@xenusion
Dein Posting über den Wert einer Stunde hat mich an die alten thailändischen oder chinesischen Münzen erinnert, Münzen mit einem Loch in der Mitte.
Vielleicht hat der Eine oder Andere von Euch ja auch schon einmal eine solche Münze erhalten, durch deren Loch zahlreiche Fäden geknüpft waren. Ich habe so eine Münze in Laos von einer hübschen Laotin erhalten und halte sie sehr in Ehren.

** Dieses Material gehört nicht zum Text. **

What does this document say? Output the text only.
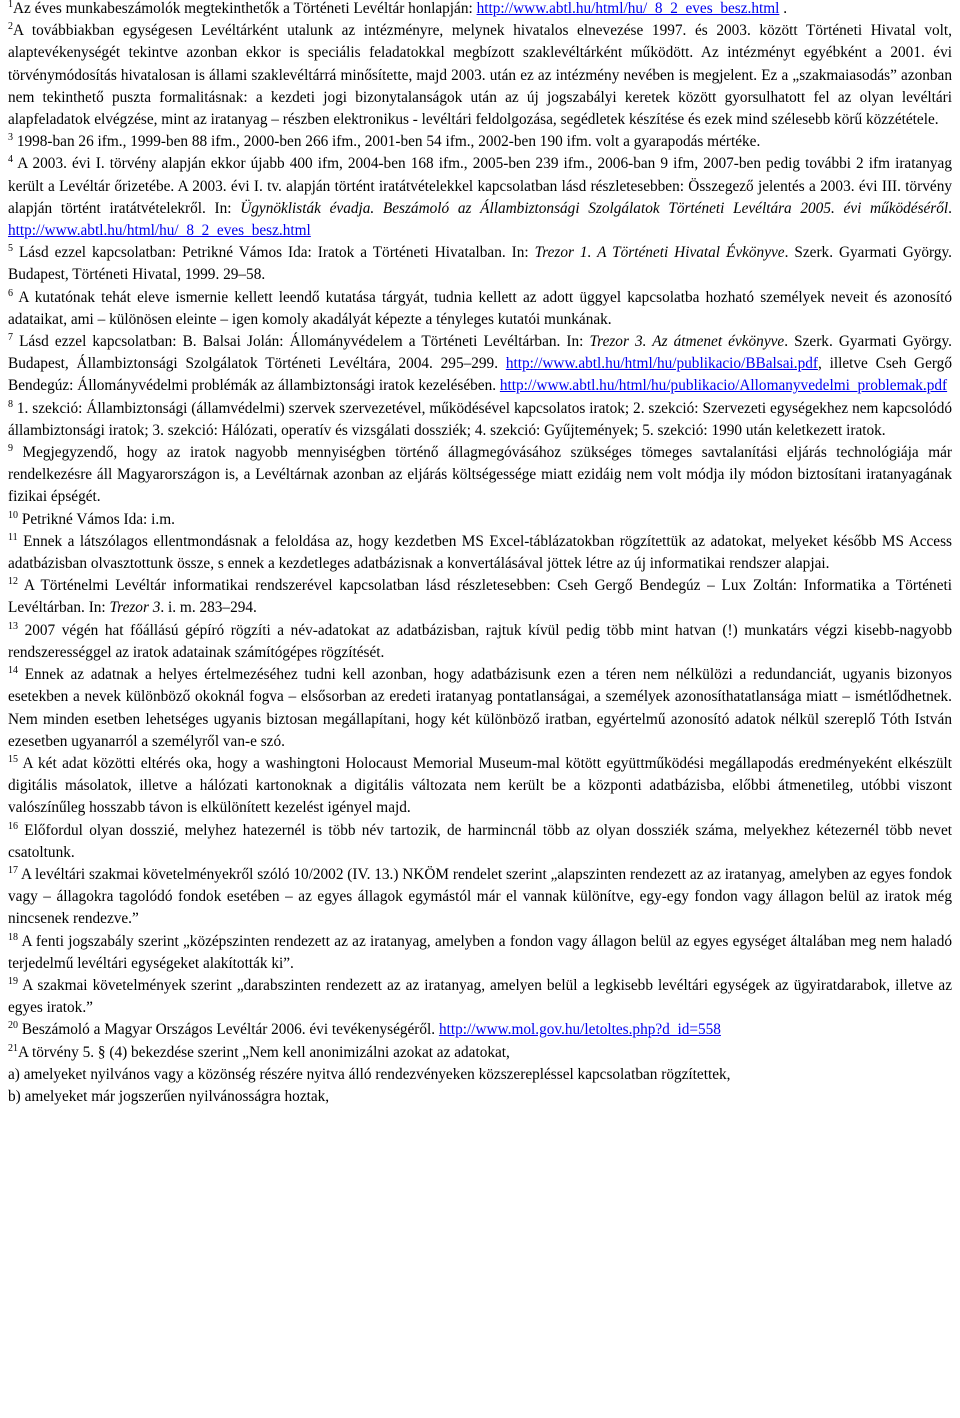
$^1$Az éves munkabeszámolók megtekinthetők a Történeti Levéltár honlapján: http://www.abtl.hu/html/hu/_8_2_eves_besz.html .

$^2$A továbbiakban egységesen Levéltárként utalunk az intézményre, melynek hivatalos elnevezése 1997. és 2003. között Történeti Hivatal volt, alaptevékenységét tekintve azonban ekkor is speciális feladatokkal megbízott szaklevéltárként működött. Az intézményt egyébként a 2001. évi törvénymódosítás hivatalosan is állami szaklevéltárrá minősítette, majd 2003. után ez az intézmény nevében is megjelent. Ez a „szakmaiasodás” azonban nem tekinthető puszta formalitásnak: a kezdeti jogi bizonytalanságok után az új jogszabályi keretek között gyorsulhatott fel az olyan levéltári alapfeladatok elvégzése, mint az iratanyag – részben elektronikus - levéltári feldolgozása, segédletek készítése és ezek mind szélesebb körű közzététele.

$^3$ 1998-ban 26 ifm., 1999-ben 88 ifm., 2000-ben 266 ifm., 2001-ben 54 ifm., 2002-ben 190 ifm. volt a gyarapodás mértéke.

$^4$ A 2003. évi I. törvény alapján ekkor újabb 400 ifm, 2004-ben 168 ifm., 2005-ben 239 ifm., 2006-ban 9 ifm, 2007-ben pedig további 2 ifm iratanyag került a Levéltár őrizetébe. A 2003. évi I. tv. alapján történt iratátvételekkel kapcsolatban lásd részletesebben: Összegező jelentés a 2003. évi III. törvény alapján történt iratátvételekről. In: Ügynöklisták évadja. Beszámoló az Állambiztonsági Szolgálatok Történeti Levéltára 2005. évi működéséről. http://www.abtl.hu/html/hu/_8_2_eves_besz.html

$^5$ Lásd ezzel kapcsolatban: Petrikné Vámos Ida: Iratok a Történeti Hivatalban. In: Trezor 1. A Történeti Hivatal Évkönyve. Szerk. Gyarmati György. Budapest, Történeti Hivatal, 1999. 29–58.

$^6$ A kutatónak tehát eleve ismernie kellett leendő kutatása tárgyát, tudnia kellett az adott üggyel kapcsolatba hozható személyek neveit és azonosító adataikat, ami – különösen eleinte – igen komoly akadályát képezte a tényleges kutatói munkának.

$^7$ Lásd ezzel kapcsolatban: B. Balsai Jolán: Állományvédelem a Történeti Levéltárban. In: Trezor 3. Az átmenet évkönyve. Szerk. Gyarmati György. Budapest, Állambiztonsági Szolgálatok Történeti Levéltára, 2004. 295–299. http://www.abtl.hu/html/hu/publikacio/BBalsai.pdf, illetve Cseh Gergő Bendegúz: Állományvédelmi problémák az állambiztonsági iratok kezelésében. http://www.abtl.hu/html/hu/publikacio/Allomanyvedelmi_problemak.pdf

$^8$ 1. szekció: Állambiztonsági (államvédelmi) szervek szervezetével, működésével kapcsolatos iratok; 2. szekció: Szervezeti egységekhez nem kapcsolódó állambiztonsági iratok; 3. szekció: Hálózati, operatív és vizsgálati dossziék; 4. szekció: Gyűjtemények; 5. szekció: 1990 után keletkezett iratok.

$^9$ Megjegyzendő, hogy az iratok nagyobb mennyiségben történő állagmegóvásához szükséges tömeges savtalanítási eljárás technológiája már rendelkezésre áll Magyarországon is, a Levéltárnak azonban az eljárás költségessége miatt ezidáig nem volt módja ily módon biztosítani iratanyagának fizikai épségét.

$^{10}$ Petrikné Vámos Ida: i.m.

$^{11}$ Ennek a látszólagos ellentmondásnak a feloldása az, hogy kezdetben MS Excel-táblázatokban rögzítettük az adatokat, melyeket később MS Access adatbázisban olvasztottunk össze, s ennek a kezdetleges adatbázisnak a konvertálásával jöttek létre az új informatikai rendszer alapjai.

$^{12}$ A Történelmi Levéltár informatikai rendszerével kapcsolatban lásd részletesebben: Cseh Gergő Bendegúz – Lux Zoltán: Informatika a Történeti Levéltárban. In: Trezor 3. i. m. 283–294.

$^{13}$ 2007 végén hat főállású gépíró rögzíti a név-adatokat az adatbázisban, rajtuk kívül pedig több mint hatvan (!) munkatárs végzi kisebb-nagyobb rendszerességgel az iratok adatainak számítógépes rögzítését.

$^{14}$ Ennek az adatnak a helyes értelmezéséhez tudni kell azonban, hogy adatbázisunk ezen a téren nem nélkülözi a redundanciát, ugyanis bizonyos esetekben a nevek különböző okoknál fogva – elsősorban az eredeti iratanyag pontatlanságai, a személyek azonosíthatatlansága miatt – ismétlődhetnek. Nem minden esetben lehetséges ugyanis biztosan megállapítani, hogy két különböző iratban, egyértelmű azonosító adatok nélkül szereplő Tóth István ezesetben ugyanarról a személyről van-e szó.

$^{15}$ A két adat közötti eltérés oka, hogy a washingtoni Holocaust Memorial Museum-mal kötött együttműködési megállapodás eredményeként elkészült digitális másolatok, illetve a hálózati kartonoknak a digitális változata nem került be a központi adatbázisba, előbbi átmenetileg, utóbbi viszont valószínűleg hosszabb távon is elkülönített kezelést igényel majd.

$^{16}$ Előfordul olyan dosszié, melyhez hatezernél is több név tartozik, de harmincnál több az olyan dossziék száma, melyekhez kétezernél több nevet csatoltunk.

$^{17}$ A levéltári szakmai követelményekről szóló 10/2002 (IV. 13.) NKÖM rendelet szerint „alapszinten rendezett az az iratanyag, amelyben az egyes fondok vagy – állagokra tagolódó fondok esetében – az egyes állagok egymástól már el vannak különítve, egy-egy fondon vagy állagon belül az iratok még nincsenek rendezve.”

$^{18}$ A fenti jogszabály szerint „középszinten rendezett az az iratanyag, amelyben a fondon vagy állagon belül az egyes egységet általában meg nem haladó terjedelmű levéltári egységeket alakították ki”.

$^{19}$ A szakmai követelmények szerint „darabszinten rendezett az az iratanyag, amelyen belül a legkisebb levéltári egységek az ügyiratdarabok, illetve az egyes iratok.”

$^{20}$ Beszámoló a Magyar Országos Levéltár 2006. évi tevékenységéről. http://www.mol.gov.hu/letoltes.php?d_id=558

$^{21}$A törvény 5. § (4) bekezdése szerint „Nem kell anonimizálni azokat az adatokat,

a) amelyeket nyilvános vagy a közönség részére nyitva álló rendezvényeken közszerepléssel kapcsolatban rögzítettek,

b) amelyeket már jogszerűen nyilvánosságra hoztak,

Diese kleine Geschichte von Joe Lederer soll Euch erklären, was dieses Geschenk bedeutet den Wert einer Stunde:
Ich war im Frühjahr in Shanghai angekommen und die Hitze war mörderisch. Die Kanäle stanken und immer war der ranzige Geruch von Sojabohnenöl in der Luft. Ich konnte mich nicht eingewöhnen. Vor kleinen Lehmhütten spielten nackte Kinder. Nachts zirpten die Zikaden im Garten und ließen mich nicht schlafen. Im Herbst kam der Taifun und der Regen stand wie eine gläserne Wand vor den Fenstern. Ich hatte Heimweh nach Europa. Es gab niemand, mit dem ich befreundet war. Ich kam mir ganz verloren vor in dem Meer von gelben Gesichtern. Und dann kam Weihnachten.

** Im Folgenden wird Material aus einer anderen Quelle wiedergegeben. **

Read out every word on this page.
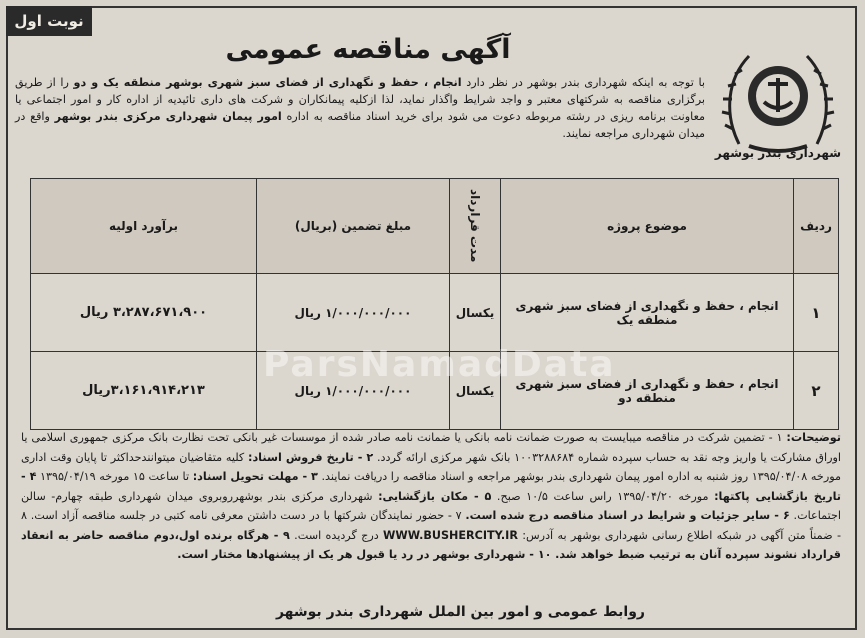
نوبت اول
شهرداری بندر بوشهر
آگهی مناقصه عمومی
با توجه به اینکه شهرداری بندر بوشهر در نظر دارد انجام ، حفظ و نگهداری از فضای سبز شهری بوشهر منطقه یک و دو را از طریق برگزاری مناقصه به شرکتهای معتبر و واجد شرایط واگذار نماید، لذا ازکلیه پیمانکاران و شرکت های داری تائیدیه از اداره کار و امور اجتماعی یا معاونت برنامه ریزی در رشته مربوطه دعوت می شود برای خرید اسناد مناقصه به اداره امور پیمان شهرداری مرکزی بندر بوشهر واقع در میدان شهرداری مراجعه نمایند.
ردیف	موضوع پروژه	مدت قرارداد	مبلغ تضمین (بریال)	برآورد اولیه
۱	انجام ، حفظ و نگهداری از فضای سبز شهری منطقه یک	یکسال	۱/۰۰۰/۰۰۰/۰۰۰ ریال	۳،۲۸۷،۶۷۱،۹۰۰ ریال
۲	انجام ، حفظ و نگهداری از فضای سبز شهری منطقه دو	یکسال	۱/۰۰۰/۰۰۰/۰۰۰ ریال	۳،۱۶۱،۹۱۴،۲۱۳ریال
ParsNamadData
توضیحات: ۱ - تضمین شرکت در مناقصه میبایست به صورت ضمانت نامه بانکی یا ضمانت نامه صادر شده از موسسات غیر بانکی تحت نظارت بانک مرکزی جمهوری اسلامی یا اوراق مشارکت یا واریز وجه نقد به حساب سپرده شماره ۱۰۰۳۲۸۸۶۸۴ بانک شهر مرکزی ارائه گردد. ۲ - تاریخ فروش اسناد: کلیه متقاضیان میتوانندحداکثر تا پایان وقت اداری مورخه ۱۳۹۵/۰۴/۰۸ روز شنبه به اداره امور پیمان شهرداری بندر بوشهر مراجعه و اسناد مناقصه را دریافت نمایند. ۳ - مهلت تحویل اسناد: تا ساعت ۱۵ مورخه ۱۳۹۵/۰۴/۱۹ ۴ - تاریخ بازگشایی پاکتها: مورخه ۱۳۹۵/۰۴/۲۰ راس ساعت ۱۰/۵ صبح. ۵ - مکان بازگشایی: شهرداری مرکزی بندر بوشهرروبروی میدان شهرداری طبقه چهارم- سالن اجتماعات. ۶ - سایر جزئیات و شرایط در اسناد مناقصه درج شده است. ۷ - حضور نمایندگان شرکتها با در دست داشتن معرفی نامه کتبی در جلسه مناقصه آزاد است. ۸ - ضمناً متن آگهی در شبکه اطلاع رسانی شهرداری بوشهر به آدرس: WWW.BUSHERCITY.IR درج گردیده است. ۹ - هرگاه برنده اول،دوم مناقصه حاضر به انعقاد قرارداد نشوند سپرده آنان به ترتیب ضبط خواهد شد. ۱۰ - شهرداری بوشهر در رد یا قبول هر یک از پیشنهادها مختار است.
روابط عمومی و امور بین الملل شهرداری بندر بوشهر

Ich wohnte bei Europäern, die chinesische Diener hatten. Der oberste von ihnen war der Koch, Ta-fse-fu, der große Herr der Küche. Er sprach gebrochen deutsch und war der Dolmetscher zwischen mir und dem Zimmerkuli, dem Ofenkuli, dem Wäschekuli und was es da sonst eben noch an Dienerschaft gab.
Am Heiligen Abend saß ich wieder einmal verheult in meinem Zimmer; es klopfte und Ta-fse-fu trat ein. Er überreichte mir ein Geschenk, eine alte chinesische Münze mit einem Loch in der Mitte und durch dieses Loch waren viele bunte Fäden gezogen.

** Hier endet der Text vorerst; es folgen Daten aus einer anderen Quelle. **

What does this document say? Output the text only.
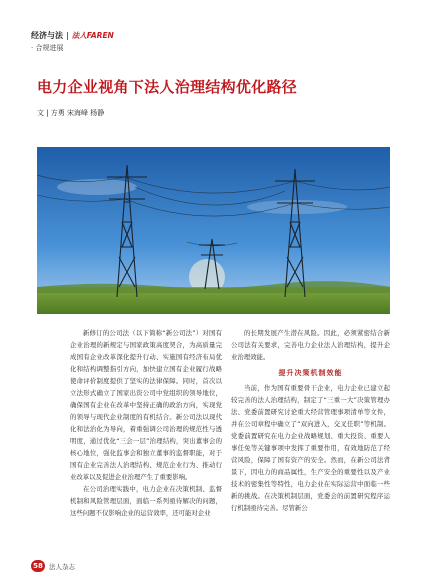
经济与法 | 法人FAREN
· 合规进展
电力企业视角下法人治理结构优化路径
文 | 方勇 宋海峰 杨静

新修订的公司法（以下简称“新公司法”）对国有企业治理的新规定与国家政策高度契合，为高质量完成国有企业改革深化提升行动、实施国有经济布局优化和结构调整指引方向，加快建立国有企业履行战略使命评价制度提供了坚实的法律保障。同时，首次以立法形式确立了国家出资公司中党组织的领导地位，确保国有企业在改革中坚持正确的政治方向，实现党的领导与现代企业制度的有机结合。新公司法以现代化和法治化为导向，着重强调公司治理的规范性与透明度，通过优化“三会一层”治理结构，突出董事会的核心地位，强化监事会和独立董事的监督职能，对于国有企业完善法人治理结构、规范企业行为、推动行业改革以及促进企业治理产生了重要影响。

在公司治理实践中，电力企业在决策机制、监督机制和风险管理层面，面临一系列亟待解决的问题，这些问题不仅影响企业的运营效率，还可能对企业

的长期发展产生潜在风险。因此，必须紧密结合新公司法有关要求，完善电力企业法人治理结构，提升企业治理效能。

提升决策机制效能

当前，作为国有重要骨干企业，电力企业已建立起较完善的法人治理结构，制定了“三重一大”决策管理办法、党委前置研究讨论重大经营管理事项清单等文件，并在公司章程中确立了“双向进入，交叉任职”等机制。党委前置研究在电力企业战略规划、重大投资、重要人事任免等关键事项中发挥了重要作用，有效地防范了经营风险，保障了国有资产的安全。然而，在新公司法背景下，因电力的商品属性，生产安全的重要性以及产业技术的密集性等特性，电力企业在实际运营中面临一些新的挑战。在决策机制层面，党委会的前置研究程序运行机制亟待完善。尽管新公

58 法人杂志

Sehr alte Münze sagte der Koch feierlich. Und Fäden gehören auch Dir. Fäden von mir und mein Frau und Brüder von Ofenkuli und Wäschekuli und von uns alle.
Ich bedankte mich. Es war merkwürdiges Geschenk, viel merkwürdiger als ich zuerst dachte.
Als ich die Münze einem Bekannten zeigte, der schon lange in China lebte, erklärte der mir, was es mit dieser Münze für eine Bewandtnis hat:
Es gibt einige dieser Münzen - nicht viele - in Ostasien. Jeder Faden ist eine Stunde des Glücks. Der Koch hatte seine Freunde gefragt Willst Du von dem Glück, das Dir für Dein Leben vorausbestimmt ist, eine Stunde des Glücks abgeben? Und Ofenkuli, Zimmerkuli, Wäschekuli und ihre Verwandten hatten für mich, den fremden Europäer, einen Faden gegeben als Zeichen dafür, daß sie mir von Ihrem eigenen Glück eine Stunde schenkten. Ein großes Opfer, denn wenn sie auch bereit waren auf eine Stunde Ihres Glücks zu verzichten, lag es nicht in ihrer Macht, zu bestimmen, welche Stunde es sein würde.
Das Schicksal würde entscheiden ob sie die Glücksstunde abtraten in denen ihnen ein reicher Verwandter sein Hab und Gut überschrieben hätte oder ob es nur eine der vielen Stunden sein würde, in denen sie glücklich beim Reiswein saßen; ob sie die Glückstunde wegschenkten, in der das Auto, das sie sonst überfahren hätte noch rechtzeitig bremste oder die Stunde in der sie vielleicht vermählt worden wären.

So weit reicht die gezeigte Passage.